Когда, перед началом новой эры, закачалось и рухнуло, источенное роскошью и продажностью, могущество Эллады, Херсонес приняли по праву преемственности новые владыки мира — римляне. Но и над Западноримской империей разразилась катастрофа. Пышная, расточительная, завладела колонией Византия. Она внесла в город чувственную лень, изнеженность, вероломство, политику тайных убийств и дворцовых переворотов, сменившую спартанскую простоту эллинской республики.
А в киммерийских степях уже накапливались неудержимые варварские полчища славян. Они с жадным вожделением смотрели на богатства, накопленные Херсонесом-Корсунью. Они искали выхода из дремучих лесов на мировую арену. К вождю их — Владимиру — вороньем слетались проповедники религий, торопясь прибрать к рукам новорожденную нацию, не удовлетворявшуюся уже еле отесанными первобытным топором дубовыми чурбанами.

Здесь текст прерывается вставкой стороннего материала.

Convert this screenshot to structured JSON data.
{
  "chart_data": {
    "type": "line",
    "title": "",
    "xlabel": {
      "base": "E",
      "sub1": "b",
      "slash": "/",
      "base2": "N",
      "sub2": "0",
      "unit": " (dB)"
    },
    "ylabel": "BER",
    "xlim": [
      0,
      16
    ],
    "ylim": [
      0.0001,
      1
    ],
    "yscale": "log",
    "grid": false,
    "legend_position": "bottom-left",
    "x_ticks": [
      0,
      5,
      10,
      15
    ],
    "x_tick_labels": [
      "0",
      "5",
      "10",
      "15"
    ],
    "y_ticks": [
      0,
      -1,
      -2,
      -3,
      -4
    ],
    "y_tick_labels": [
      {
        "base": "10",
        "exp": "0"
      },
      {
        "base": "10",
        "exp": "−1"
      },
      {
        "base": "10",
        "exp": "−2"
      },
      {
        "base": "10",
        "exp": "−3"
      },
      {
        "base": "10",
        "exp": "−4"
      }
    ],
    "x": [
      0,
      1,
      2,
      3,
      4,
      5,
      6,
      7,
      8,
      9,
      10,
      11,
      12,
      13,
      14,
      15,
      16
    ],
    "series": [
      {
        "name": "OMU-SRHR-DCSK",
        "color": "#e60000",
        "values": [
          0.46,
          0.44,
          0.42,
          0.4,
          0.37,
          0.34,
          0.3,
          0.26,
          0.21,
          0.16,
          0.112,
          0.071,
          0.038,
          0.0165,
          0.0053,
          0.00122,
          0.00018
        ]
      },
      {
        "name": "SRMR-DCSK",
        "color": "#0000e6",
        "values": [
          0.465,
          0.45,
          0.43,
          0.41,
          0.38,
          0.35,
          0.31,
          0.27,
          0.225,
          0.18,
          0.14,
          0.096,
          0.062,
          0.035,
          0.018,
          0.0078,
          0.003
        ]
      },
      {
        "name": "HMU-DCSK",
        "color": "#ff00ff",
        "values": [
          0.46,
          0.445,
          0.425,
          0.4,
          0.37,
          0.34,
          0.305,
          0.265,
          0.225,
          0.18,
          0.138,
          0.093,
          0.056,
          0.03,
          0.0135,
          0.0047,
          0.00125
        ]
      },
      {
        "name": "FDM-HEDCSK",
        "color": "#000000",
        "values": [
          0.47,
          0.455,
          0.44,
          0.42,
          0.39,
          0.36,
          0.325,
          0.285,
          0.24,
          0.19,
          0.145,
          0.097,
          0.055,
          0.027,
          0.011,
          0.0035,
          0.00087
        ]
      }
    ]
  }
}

Ослепленный сказочной пышностью и мистическим великолепием византийских обрядов, зашитый в шкуры дикарь решил осенить свой народ бриллиантовой диадемой византийского патриарха.
Но он не хотел идти в лоно новой веры смиренной овцой, он захотел взять ее с бою, как брал становища врагов. С огромной ордой он пришел креститься под стены Корсуни.
Забывшие тяжесть боевого меча, привыкшие лениво пересыпать в изнеженных пальцах золото всех империй, купцы-херсонаситы не могли отбить сокрушительного напора юного варварства. Херсонес пал. Славяне, потряхивая чубами, смолили на берегу днища долбленых колод, собираясь плыть за крещением уже в Византию. Их владыка требовал, в придачу к новой вере, сестру византийского императора в жены. Бессильная столица Восточноримской империи в страхе ждала с моря ватагу славянских дружин. Обороняться было нечем, и Палеологу пришлось отослать византийскую принцессу победителю. В разрушенном городе, на улицах которого руссы еще резали широкими мечами жирных торгашей, обрубая пальцы вместе с драгоценными перстнями, и насиловали раскормленных торгашеских самок, — священнослужители, беспокойно прислушиваясь к звукам погрома, трижды окунули славянского князька в баптистерий. Руссы ушли из-под стен Корсуни, дотла очистив город. Оправиться от этого удара он не смог.
Его разоряли монголы и турки, и в средние века ветер уже заносил пылью обломки зданий.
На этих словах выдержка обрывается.